【6月29日 CNS】中国の配車サービス「滴滴出行(Didi Chuxing)」は27日、オーストラリアのメルボルン(Melbourne)でオンラインサービスを開始し、1か月近く研修を積んできた現地の運転手たちも始動した。

 滴滴の国外版アプリは英語、スペイン語と日本語の3種類あり、運転手と乗客とのコミュニケーションツールとして、翻訳機能がついている。

 豪州の大都市では、すでにウーバー(Uber)が何年も前からサービスを開始している。滴滴は、今年5月末に試験営業を始めた。地元の生活関連メディアは、滴滴の安全サービスと今後のプランについて報道した。

 人口450万人のメルボルンは、滴滴の世界戦略にとって、戦略的意義がある。豪は、ブラジル、メキシコに次いで同社が進出した3番目の海外市場で、初めての英語圏だ。

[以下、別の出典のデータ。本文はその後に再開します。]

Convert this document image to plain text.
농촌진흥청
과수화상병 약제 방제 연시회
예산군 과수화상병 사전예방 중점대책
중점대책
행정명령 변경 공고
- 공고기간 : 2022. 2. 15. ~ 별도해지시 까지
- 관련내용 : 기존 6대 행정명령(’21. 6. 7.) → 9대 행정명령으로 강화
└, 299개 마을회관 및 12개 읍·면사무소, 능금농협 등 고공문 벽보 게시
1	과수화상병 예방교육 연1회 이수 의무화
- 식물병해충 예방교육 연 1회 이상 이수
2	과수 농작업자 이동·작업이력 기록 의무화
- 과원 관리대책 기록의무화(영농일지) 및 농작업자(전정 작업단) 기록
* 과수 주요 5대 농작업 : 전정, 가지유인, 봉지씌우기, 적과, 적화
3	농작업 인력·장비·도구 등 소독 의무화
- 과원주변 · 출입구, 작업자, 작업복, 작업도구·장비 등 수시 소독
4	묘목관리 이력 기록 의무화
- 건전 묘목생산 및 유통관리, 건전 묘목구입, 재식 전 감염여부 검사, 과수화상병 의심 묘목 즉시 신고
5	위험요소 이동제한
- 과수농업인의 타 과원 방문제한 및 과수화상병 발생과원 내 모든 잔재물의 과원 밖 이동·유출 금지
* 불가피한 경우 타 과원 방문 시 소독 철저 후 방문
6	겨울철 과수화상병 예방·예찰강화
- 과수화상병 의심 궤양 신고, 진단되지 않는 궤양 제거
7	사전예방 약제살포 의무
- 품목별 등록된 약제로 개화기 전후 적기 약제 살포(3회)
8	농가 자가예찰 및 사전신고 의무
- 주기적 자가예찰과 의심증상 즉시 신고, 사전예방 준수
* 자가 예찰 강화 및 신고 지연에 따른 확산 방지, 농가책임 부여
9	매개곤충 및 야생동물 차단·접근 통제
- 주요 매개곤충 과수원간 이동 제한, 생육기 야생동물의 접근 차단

 滴滴豪州(Didi Mobility (Australia))の葉祝良(Ye Zhuliang)総経理は、「豪州のユーザーの需要は多様化している。ビジネス環境は友好的で包容力に富み、長期的な投資と発展を望んでいる。ライドシェアの利用者は、滴滴がユーザー体験と安全性をどこまで重要視するかを見ている。競争は良い製品とサービスをもたらし、利用者がこうした好循環の恩恵を受ける」と語っている。

 今年に入り、滴滴の国際化の歩みは加速した。1月にブラジル「99」の買収を発表、2月には香港と台湾でタクシー業務を開始し、日本では合弁会社を作りタクシー市場に打って出ると宣言。4月にはメキシコ、そして5月は豪へという具合だ。

 滴滴の柳青(Liu Qing)総裁は、「電子商取引やSNSと異なり、交通は現地化が非常に重要だ。ありのままの人と人との関係が、道路や自動車に直接関係してくる」と語る。

 自家用車と、公共の交通機関をどのようにつなげるか、これまで話題に上ることはほとんど無かったが、豪メディアは、滴滴のスマート化交通に興味を寄せている。

 特に、北京(Beijing)や上海(Shanghai)、深セン(Shenzhen)など約100都市で行われている「公共交通機関+タクシー+自転車」をつなぐ滴滴のサービスが紹介された。利用者は、出発地点と目的地を入力すれば、実際の交通状況に基づいた最適なルートを知ることができる。

 滴滴の創始者の程維(Cheng Wei)CEOは、先ごろ英BBCのインタビューの中で「国境を越え、世界最大の複合的プラットフォームでかつ自動車事業者プラットフォームとなることを目指している。世界中の都市で、顧客ニーズを吸い上げ、最高の自動車サービスを提供し、最終的にはスマート交通とライドシェア事業のネットワークを築き上げたい」と語る。